Insolvenzen

Unliebsame Trendwende in Sicht

Während die Unruhe an den Börsen die Ertragsrechnung der deutschen Kreditwirtschaft schon im abgelaufenen Jahr 2018 gestört und ein rückläufiges Provisionsgeschäft in der gerade beginnenden Bilanzsaison deutliche Spuren in der Ertragsrechnung hinterlassen hat, blieb es an anderer Stelle noch gewohnt ruhig. Die Entspannung bei der Risikovorsorge hat nun schon seit neun Jahren angehalten. Für das abgelaufene Jahr weist der Informationsdienstleister Creditreform die Zahl der Insolvenzen in Deutschland als weiter rückläufig aus und registriert mit 19 900 (20 140) Fällen gar den niedrigsten Wert dieses Indikators seit 1994. Ob die damaligen 18 820 Unternehmensinsolvenzen im derzeitigen Abwärtszyklus noch erreicht werden, ist allerdings fraglich. Denn erstmals seit vielen Jahren wird im Ausblick auf das laufende Jahr kein Rückgang, sondern eher ein leichter Anstieg erwartet. Im Handel haben sich die Fallzahlen schon im Jahr 2018 leicht erhöht. Zwar ist mit solchen Prognosen bei Weitem noch nicht der letzte Höchststand von 39 470 Fällen aus dem Jahr 2004 in Sicht. Aber die Zeiten, in denen sich die Risikovorsorge der Banken dank erheblich verbesserter Verfahren teilweise sogar als Ertragsquelle erwiesen hatte, könnten bald enden.

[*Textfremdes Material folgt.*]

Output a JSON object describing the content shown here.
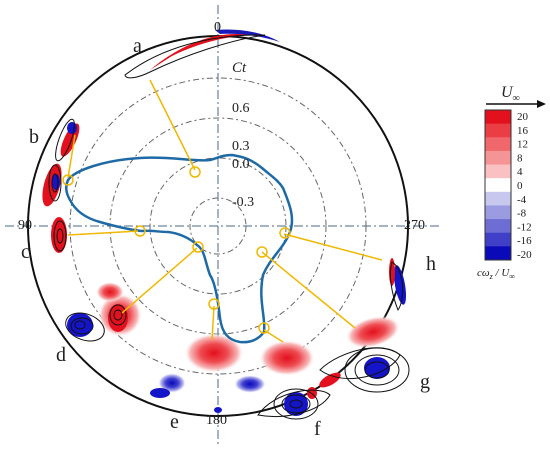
{
  "polar": {
    "radial_label": "Ct",
    "radial_ticks": [
      "0.6",
      "0.3",
      "0.0",
      "-0.3"
    ],
    "angle_labels": {
      "top": "0",
      "left": "90",
      "bottom": "180",
      "right": "270"
    }
  },
  "blade_labels": [
    "a",
    "b",
    "c",
    "d",
    "e",
    "f",
    "g",
    "h"
  ],
  "colorbar": {
    "title": "U",
    "title_sub": "∞",
    "ticks": [
      "20",
      "16",
      "12",
      "8",
      "4",
      "0",
      "-4",
      "-8",
      "-12",
      "-16",
      "-20"
    ],
    "colors": [
      "#e3101d",
      "#ea3d44",
      "#f0686b",
      "#f59495",
      "#f9c1c1",
      "#ffffff",
      "#c8c8ef",
      "#9b9be2",
      "#6d6dd4",
      "#3f3fc7",
      "#0a0ab8"
    ],
    "unit_label": "cω",
    "unit_sub": "z",
    "unit_denom": "U",
    "unit_denom_sub": "∞"
  },
  "colors": {
    "curve": "#1e6aa6",
    "leader": "#f0b800",
    "positive_vorticity": "#e3101d",
    "negative_vorticity": "#1414c8",
    "grid": "#555555"
  }
}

Leicht verringert haben sich den jüngsten Zahlen nach im Berichtsjahr 2018 auch die Insolvenzschäden. So wurden mit 26,0 (28,3) Milliarden Euro weniger an Ausfällen oder drohenden Ausfällen registriert als im Vorjahr. Je Insolvenzfall wird die durchschnittliche Schadenssumme für die privaten Insolvenzgläubiger wie etwa beispielsweise Banken, Lieferanten und sonstige Kreditgeber auf 915 000 Euro beziffert. Die Zahl der betroffenen Arbeitnehmer wird auf 198 000 (203 000) veranschlagt. Auf die Branchen bezogen melden das verarbeitende Gewerbe (minus 6,7 Prozent auf 1 390 Fälle) und die Baubranche (minus 2,3 Prozent auf 2 920 Fälle) noch Rückgänge. Zahlenmäßig die meisten Insolvenzen registriert mit 11 310 (11 390) weiterhin das Dienstleistungsgewerbe. Differenziert man nach dem Lebensalter der Unternehmen, weist ein zunehmender Teil der von Insolvenz betroffenen Unternehmen ein Alter von mehr als 20 Jahren auf. Im Jahr 2018 traf dies in gut jedem fünften Fall zu (20,5 nach 18,3 Prozent). Gut die Hälfte aller betroffenen Unternehmen war höchstens zehn Jahre am Markt (52,2 nach 55,8 Prozent). Mit Blick auf die Unternehmensgröße fällt die ganz überwiegende Zahl an Insolvenzen - im Berichtsjahr 83,2 (82,7) Prozent - auf Unternehmen mit höchstens fünf Beschäftigten. Nur 0,6 Prozent der zahlungsunfähigen Unternehmen hatte im Berichtsjahr 2018 eine Beschäftigtenzahl von über 100. Dabei sind Großinsolvenzen in allen Wirtschaftsbereichen seltener geworden.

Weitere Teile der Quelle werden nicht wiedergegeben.